On the other hand, if you owe the IRS money, you will already be accruing penalties and fees—so you should learn right away whether or not you owe taxes. Conveniently, you can find out pretty easily when you file your taxes or hire someone to help you file them.
This step should be obvious. If you haven’t paid your taxes and owe the IRS, you need to find out what your tax obligation is including any penalties and fees and pay it right away. The longer you wait, the greater this total will be, and it’s one reason that many taxpayers end up with tax liens or wage garnishments.
Whether you file at the same time you pay or not, you should also just file your taxes. Typically, filing your taxes will give you a sense of how much you owe—whether you’re working with a tax preparation service like Edge Financial or using tax-filing software.

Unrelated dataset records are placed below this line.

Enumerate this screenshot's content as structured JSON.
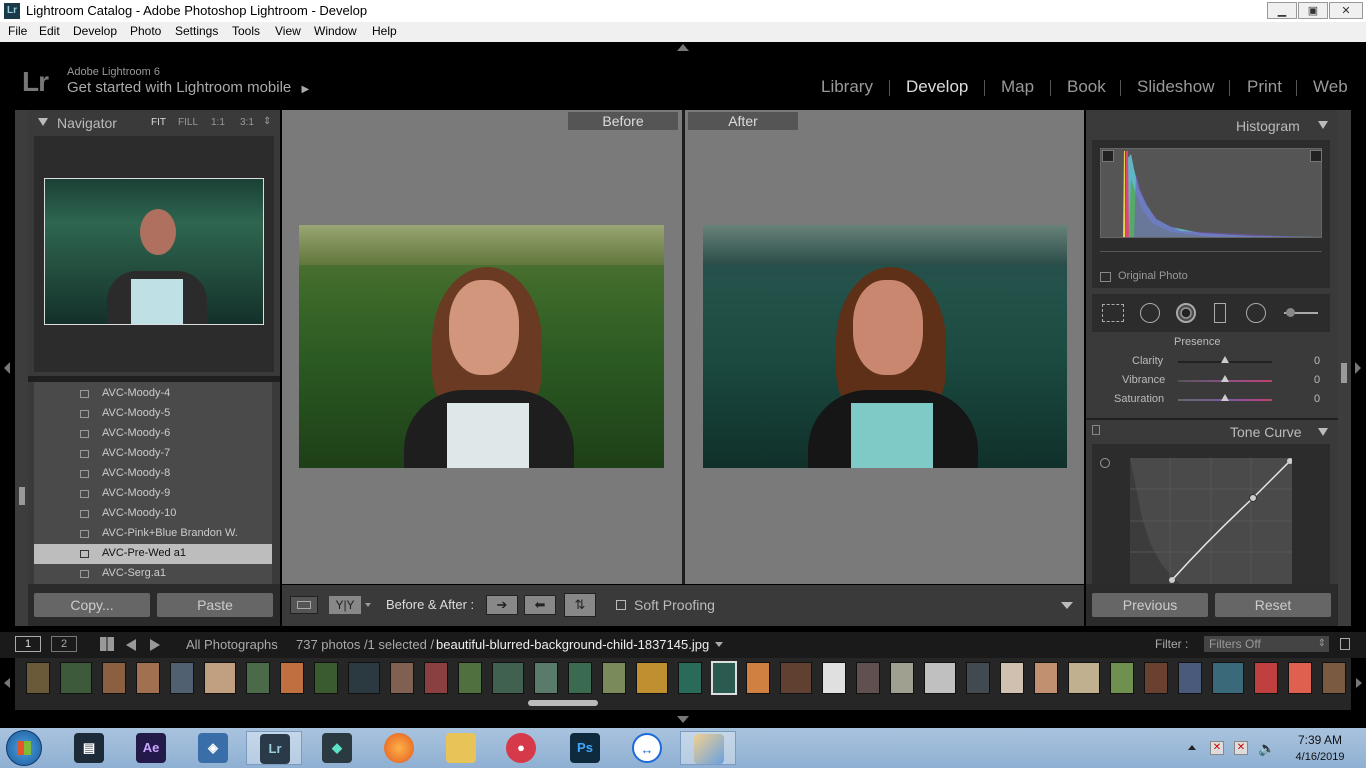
{
  "window": {
    "title": "Lightroom Catalog - Adobe Photoshop Lightroom - Develop",
    "app_icon": "Lr",
    "min_icon": "minimize-icon",
    "max_icon": "maximize-icon",
    "close_label": "✕"
  },
  "menu": [
    "File",
    "Edit",
    "Develop",
    "Photo",
    "Settings",
    "Tools",
    "View",
    "Window",
    "Help"
  ],
  "header": {
    "logo": "Lr",
    "version": "Adobe Lightroom 6",
    "mobile": "Get started with Lightroom mobile",
    "mobile_arrow": "▶",
    "modules": [
      "Library",
      "Develop",
      "Map",
      "Book",
      "Slideshow",
      "Print",
      "Web"
    ],
    "active_module": "Develop"
  },
  "navigator": {
    "title": "Navigator",
    "zoom_options": [
      "FIT",
      "FILL",
      "1:1",
      "3:1"
    ],
    "zoom_arrow": "⇕"
  },
  "presets": [
    "AVC-Moody-4",
    "AVC-Moody-5",
    "AVC-Moody-6",
    "AVC-Moody-7",
    "AVC-Moody-8",
    "AVC-Moody-9",
    "AVC-Moody-10",
    "AVC-Pink+Blue Brandon W.",
    "AVC-Pre-Wed a1",
    "AVC-Serg.a1"
  ],
  "selected_preset": "AVC-Pre-Wed a1",
  "left_buttons": {
    "copy": "Copy...",
    "paste": "Paste"
  },
  "compare": {
    "before": "Before",
    "after": "After"
  },
  "toolbar": {
    "view_yy": "Y|Y",
    "before_after_label": "Before & After :",
    "soft_proofing": "Soft Proofing"
  },
  "right_panel": {
    "histogram_title": "Histogram",
    "original_photo": "Original Photo",
    "presence_title": "Presence",
    "sliders": [
      {
        "label": "Clarity",
        "value": "0"
      },
      {
        "label": "Vibrance",
        "value": "0"
      },
      {
        "label": "Saturation",
        "value": "0"
      }
    ],
    "tone_curve_title": "Tone Curve",
    "previous": "Previous",
    "reset": "Reset"
  },
  "filmstrip_bar": {
    "page1": "1",
    "page2": "2",
    "source": "All Photographs",
    "count": "737 photos /1 selected /",
    "filename": "beautiful-blurred-background-child-1837145.jpg",
    "filter_label": "Filter :",
    "filter_value": "Filters Off"
  },
  "taskbar": {
    "time": "7:39 AM",
    "date": "4/16/2019",
    "apps": [
      "Windows Media",
      "Ae",
      "Network",
      "Lr",
      "Filmora",
      "Firefox",
      "Explorer",
      "Camera",
      "Ps",
      "TeamViewer",
      "Paint"
    ]
  },
  "colors": {
    "panel": "#3a3a3a",
    "canvas": "#7a7a7a",
    "selected_row": "#bdbdbd",
    "button": "#666666"
  }
}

Fortunately, if you’re in the fortunate situation where you don’t owe the IRS anything, your job is pretty easy! Many taxpayers who aren’t expecting to pay a few thousand dollars on their taxes sometimes pay late simply because they don’t have the money on hand to cover what they owe.
If you were someone who filed your taxes late, or ran into troubles with covering your tax obligation this year, you probably would prefer to avoid this situation in the future. We don’t blame you. Here are a few quick ways to do just that.
If you’re facing an unexpected tax bill, as many people did under the new tax laws that went into effect this year, the first and best way to ensure you don’t run into the same trouble next year is to adjust your withholding.
You can do this at any point, and while it may result in a slightly smaller paycheck, it’s probably an easier adjustment to make than it is to save $1,500 with one month to pay.
Of course, we need to mention again that tax extensions do not give you more time to pay. But for those who have dealt with personal events or just a lack of free time to buckle down and file by Tax Day, giving yourself an extra six months to file can be a welcome life preserver.
Hands down, the best way to avoid missing the tax deadline next year is to file early—and that means booking your time in advance. Take a few minutes now to set a few reminders for yourself starting at the end of next January.
We’re not saying you have to file in February, but giving yourself an easy, relaxed schedule and breaking down your taxes into smaller tasks like collecting receipts and paperwork, filling out basic info, tackling deductions, or calling a tax prep company will make sure you complete your taxes early and with confidence.
There’s no reason to feel guilty. Life happens, and you aren’t the first or the last person to file your taxes late. But now, we’re going to tell you one more thing: Stop reading! It’s time to jump into action and start making headway on those taxes.